Jason pressed his lips together, nodded. “I do. But I was looking—”
“You said your grandmother asked you a year ago,” she reminded him. “You must not have been looking hard—and don’t tell me that you decided once you saw me,” she added when he opened his mouth. “You feel responsible. You said so yourself—”
“I was looking, but not very hard,” Jason admitted. He reached for her hand again, resting her balled up fist in his palm. “Do you want me to arrange for transportation somewhere else? Back to New York? Maybe in San Francisco?” He tilted his head. “I will, of course. You’re free to do as you wish.”
She stared at her hand in his, then slowly uncurled it, allowing it to lay flat against his palm. If she returned to New York or anywhere back in East, there was little respectable work outside the mills and factories. She knew that was no life for Cameron. Would it be different in San Francisco? Or anywhere else?
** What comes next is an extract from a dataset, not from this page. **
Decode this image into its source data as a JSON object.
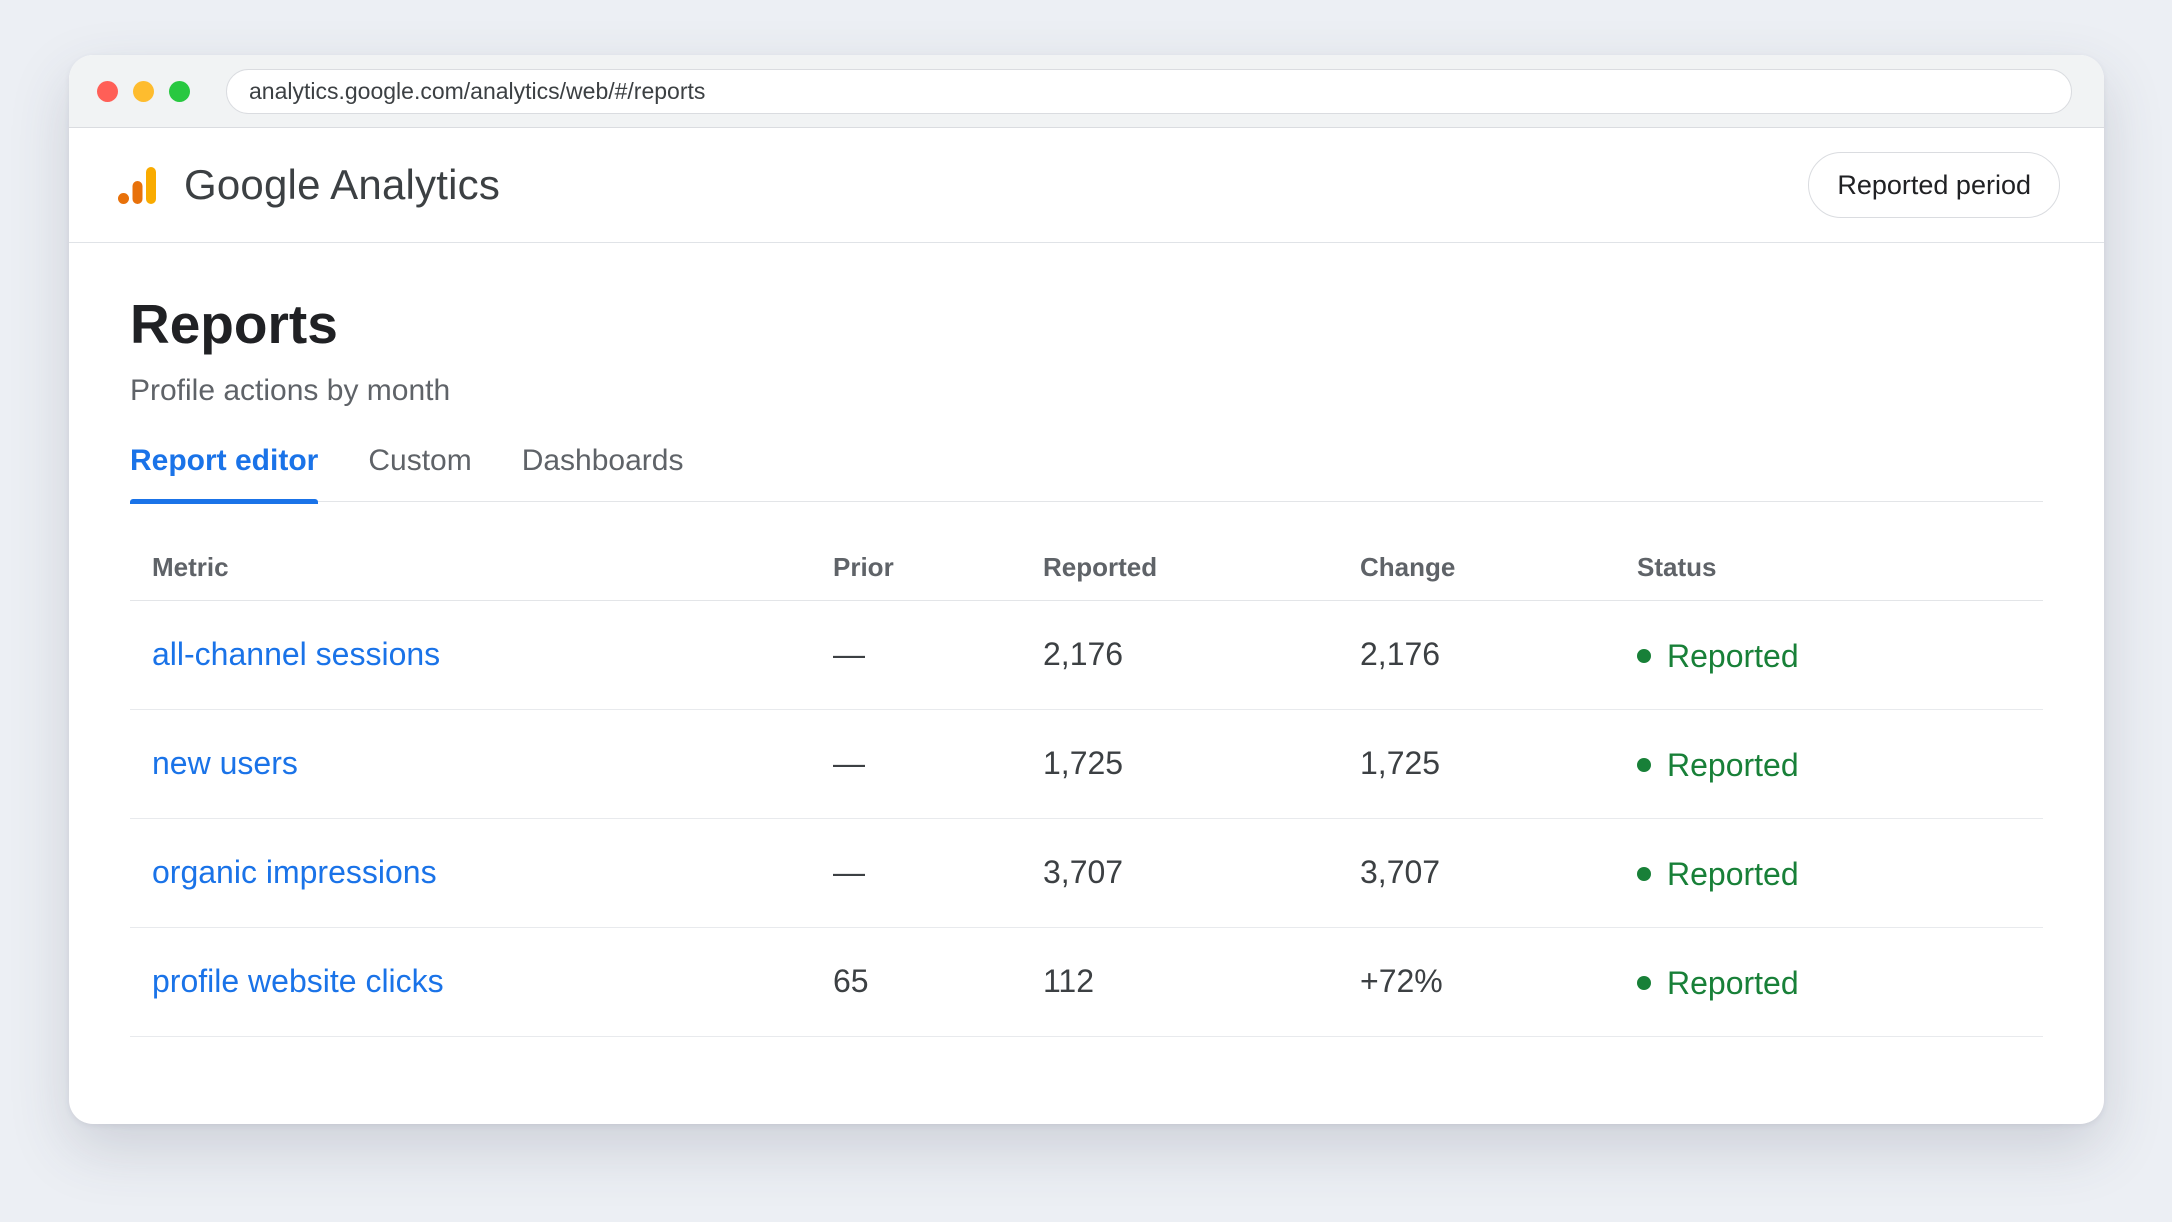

She closed her eyes, then slowly drew her hand away once more. “I thank you for your consideration,” Elizabeth said softly. “For your kindness in handling a difficult situation,” she continued. “I must rely on your good nature a day or two more while I consider where to go next.”
Jason tipped his head to the side. “You’ll have the rooms along as you need them, but—” He squinted. “Can I speak bluntly?”
She frowned. “Yes, of course—”
“I find you physically attractive,” Jason said, and her eyes widened. “I would not be asking you out of pity or offering a marriage in name only. In fact, I came here to offer you exactly what you’re asking. A few days to get yourself together and then to help you go wherever you chose.”
“You—” She couldn’t form the words. “I don’t understand.”
“But I think that we could help each other.” Jason reached for her hands once more, but this time, he laced his fingers through hers, tugging her just an inch closer so that their bodies brushed. “I do want a family,” he continued. “And you want one for your son. For yourself. I can give you that.”
“And you—” Her voice was nearly breathless as she absorbed this turn in the conversation. “You would want to—” He wanted her? “I mean—”
“I changed my mind the moment you decided to reject me,” he murmured. Her eyes flew to meet his. “I’m sorry for what’s happened. Back in New York. With my cousin. But we can make the best of it. I’m asking you to let me try.”
Make the best of it. Hardly a romantic proposal. But she hadn’t expected romance, had she? And she hadn’t expected this—this feeling—this swirling, fluttering pull that had been gone so long— She’d hoped for friendship, for warmth, and companionship. She’d hoped for Cameron to have someone he could look up to.
She wanted somewhere to belong, someone who wanted her. And this man she scarcely knew was offering it.
“I—” She licked her lips. “Are you sure?” she breathed. “I would not want you to feel obligated—”
“Then—” Elizabeth nodded. “All right. Yes. I can—I will.”
Jason dipped his head, closing the short distance between their mouths and kissed her, softly, gently. She melted against him, sliding her arms around his neck, letting herself feel for the first time in years. Maybe this was a mistake, maybe she would regret it—
But, oh, just maybe — this was the answer to all her prayers. Did she deserve that much?